Aarhus University Seal / Aarhus Universitets segl

Natural product chemistry and environmental chemistry

Natural product chemicals, xenobiotics and primary metabolites are small molecules with great significance in agroecology. 

Natural product chemicals - secondary metabolites - are produced by living organisms and have biological or pharmacological activity. Such activity can be suppressive effects on weeds, insects and/or diseases or health-protecting effects in humans. The presence of these compounds in agricultural crops can be exploited in self-defence for crops and in health-protecting food products. 

Xenobiotics (chemical compounds that are foreign to living organisms) in agriculture include applied pesticides as well as contaminants that end up in agricultural soils through processes such as application of sludge and manure. Environmental chemistry deals with the fate, effects and reactions of xenobiotics. 

Primary metabolites are part of the metabolism and are necessary for life and growth. Changes in the complete pattern of the metabolites – the metabolome – illustrate the effect when an organism is exposed to biologically active natural chemicals or by xenobiotics. 


Natural products, xenobiotics and primary metabolites are small molecules. There is thus a significant overlap between the instruments and expertise used in research of the three groups of compounds. Our team is well equipped with all the necessary instrumentation for research in these fields including LC-MSMS, LC-MSQTRAP, LC-TOF, GC-TOF and LC-MS-DAD. 

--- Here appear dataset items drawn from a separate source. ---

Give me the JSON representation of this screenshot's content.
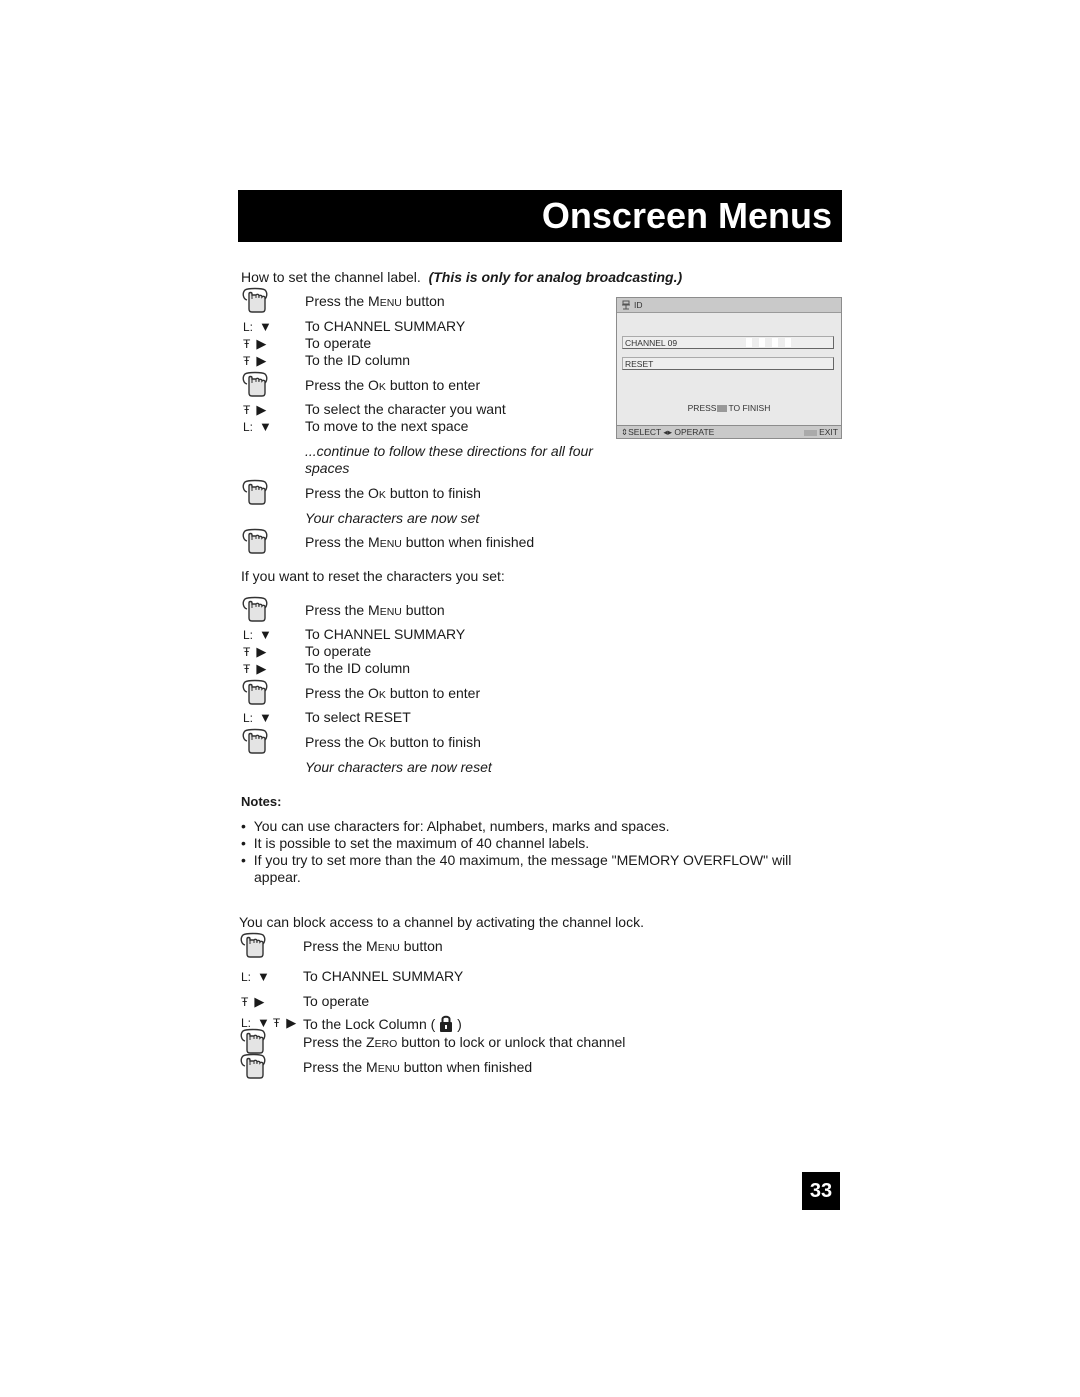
{
  "header": {
    "title": "Onscreen Menus"
  },
  "intro": {
    "text": "How to set the channel label.",
    "emphasis": "(This is only for analog broadcasting.)"
  },
  "label_steps": [
    {
      "icon": "hand",
      "pre": "Press the ",
      "key": "Menu",
      "post": " button"
    },
    {
      "icon": "keys-down",
      "keys": "L:",
      "arrow": "▼",
      "text": "To CHANNEL SUMMARY"
    },
    {
      "icon": "keys-right",
      "keys": "Ŧ",
      "arrow": "▶",
      "text": "To operate"
    },
    {
      "icon": "keys-right",
      "keys": "Ŧ",
      "arrow": "▶",
      "text": "To the ID column"
    },
    {
      "icon": "hand",
      "pre": "Press the ",
      "key": "Ok",
      "post": " button to enter"
    },
    {
      "icon": "keys-right",
      "keys": "Ŧ",
      "arrow": "▶",
      "text": "To select the character you want"
    },
    {
      "icon": "keys-down",
      "keys": "L:",
      "arrow": "▼",
      "text": "To move to the next space"
    },
    {
      "icon": "none",
      "italic": true,
      "text": "...continue to follow these directions for all four",
      "text2": "spaces"
    },
    {
      "icon": "hand",
      "pre": "Press the ",
      "key": "Ok",
      "post": " button to finish"
    },
    {
      "icon": "none",
      "italic": true,
      "text": "Your characters are now set"
    },
    {
      "icon": "hand",
      "pre": "Press the ",
      "key": "Menu",
      "post": " button when finished"
    }
  ],
  "tv_screen": {
    "title": "ID",
    "channel_field": "CHANNEL 09",
    "reset_field": "RESET",
    "press_pre": "PRESS",
    "press_post": "TO FINISH",
    "footer_left": "SELECT",
    "footer_mid": "OPERATE",
    "footer_right": "EXIT"
  },
  "reset_intro": "If you want to reset the characters you set:",
  "reset_steps": [
    {
      "icon": "hand",
      "pre": "Press the ",
      "key": "Menu",
      "post": " button"
    },
    {
      "icon": "keys-down",
      "keys": "L:",
      "arrow": "▼",
      "text": "To CHANNEL SUMMARY"
    },
    {
      "icon": "keys-right",
      "keys": "Ŧ",
      "arrow": "▶",
      "text": "To operate"
    },
    {
      "icon": "keys-right",
      "keys": "Ŧ",
      "arrow": "▶",
      "text": "To the ID column"
    },
    {
      "icon": "hand",
      "pre": "Press the ",
      "key": "Ok",
      "post": " button to enter"
    },
    {
      "icon": "keys-down",
      "keys": "L:",
      "arrow": "▼",
      "text": "To select RESET"
    },
    {
      "icon": "hand",
      "pre": "Press the ",
      "key": "Ok",
      "post": " button to finish"
    },
    {
      "icon": "none",
      "italic": true,
      "text": "Your characters are now reset"
    }
  ],
  "notes": {
    "title": "Notes:",
    "items": [
      "You can use characters for: Alphabet, numbers, marks and spaces.",
      "It is possible to set the maximum of 40 channel labels.",
      "If you try to set more than the 40 maximum, the message \"MEMORY OVERFLOW\" will",
      "appear."
    ]
  },
  "lock_intro": "You can block access to a channel by activating the channel lock.",
  "lock_steps": [
    {
      "icon": "hand",
      "pre": "Press the ",
      "key": "Menu",
      "post": " button"
    },
    {
      "icon": "keys-down",
      "keys": "L:",
      "arrow": "▼",
      "text": "To CHANNEL SUMMARY"
    },
    {
      "icon": "keys-right",
      "keys": "Ŧ",
      "arrow": "▶",
      "text": "To operate"
    },
    {
      "icon": "keys-both",
      "keys": "L:",
      "arrow": "▼",
      "keys2": "Ŧ",
      "arrow2": "▶",
      "text": "To the Lock Column (",
      "text_post": ")"
    },
    {
      "icon": "hand",
      "pre": "Press the ",
      "key": "Zero",
      "post": " button to lock or unlock that channel"
    },
    {
      "icon": "hand",
      "pre": "Press the ",
      "key": "Menu",
      "post": " button when finished"
    }
  ],
  "page_number": "33"
}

Our recent establishment of a GC-TOF-based system for metabolomics research has already led to the first publication of a paper on plant-plant interaction results. This platform gives us good possibilities in the future for describing the effects of biologically active molecules on the primary metabolism in target organisms, and thus describing both toxic and health-protecting effects before they are visible to the eye. 

Our research in small molecules involves processes such as biosynthesis, transformation in the environment, mechanisms for uptake and metabolism in the mammal body, fate kinetics, and metabolomics. Our projects focus on such processes and on identification and quantification supplemented with advanced data processing. 

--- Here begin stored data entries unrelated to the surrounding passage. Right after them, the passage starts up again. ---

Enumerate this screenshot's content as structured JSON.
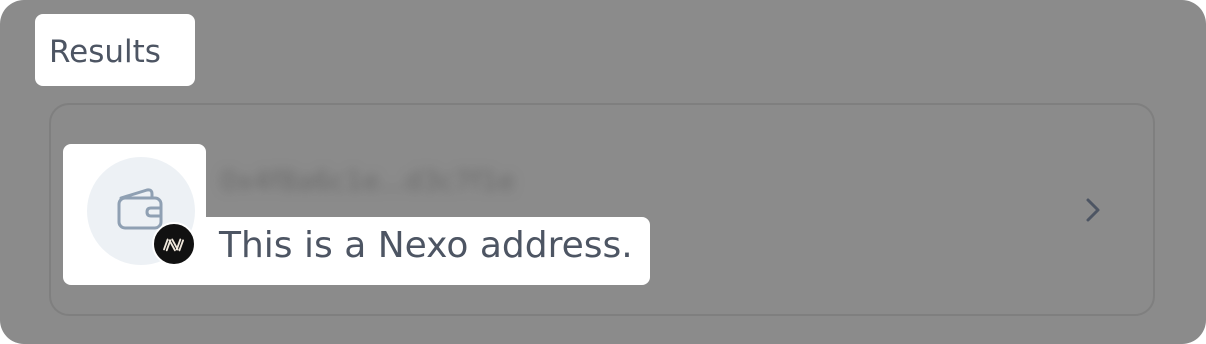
{
  "results": {
    "title": "Results"
  },
  "result_item": {
    "name_blurred": "0x4f8a6c1e...d3c7f1e",
    "description": "This is a Nexo address.",
    "avatar_icon": "wallet-icon",
    "badge_icon": "nexo-logo-icon",
    "chevron_icon": "chevron-right-icon"
  },
  "colors": {
    "overlay": "#8b8b8b",
    "text_primary": "#4d5563",
    "avatar_bg": "#edf1f5",
    "wallet_stroke": "#8fa0b3",
    "badge_bg": "#111111"
  }
}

The economic, political and social interest in further developing sustainable agriculture and ensuring healthy soils and foods brings the small, biologically active molecules into focus, no matter whether they are synthetically produced pesticides, natural compounds or primary metabolites. 

Residues of pesticides in food and the environment are unwanted due to their negative environmental effects and possible threats to the health of humans, animals and soil beneficial organisms. Our future focus is to generate more knowledge about joint effects, the influence of adjuvants on the fate and effects of pesticides and about the mechanisms for release of bound residues of pesticides. 

Natural compounds (secondary metabolites) act as natural defense compounds for crops and have a range of health-protective properties. Knowledge about the mechanisms behind such targeted effects is crucial to be able to exploit them. We consistently seek explanations about these mechanisms in a close collaboration between our chemical expertise and the expertise of medical doctors, agronomists, biologists, human pathologists, plant pathologists, molecular biologists, veterinarians, weed scientists, microbiologists and statisticians. 

Our team leader has taken the initiative and led a number of interdisciplinary projects including the European FATEALLCHEM and the joint European-Latin American AMARANTH: FUTURE-FOOD. Our current projects include BREAD AND BREAKFAST and RyeproC

Our results and knowledge are disseminated in scientific publications and teaching activities, including the PhD course “Hands-on LCMSMS - small molecules”, the MSc course “Fate and Effects of Xenobiotics” and the BSc course “Jordbrugets Økotoksikologi”.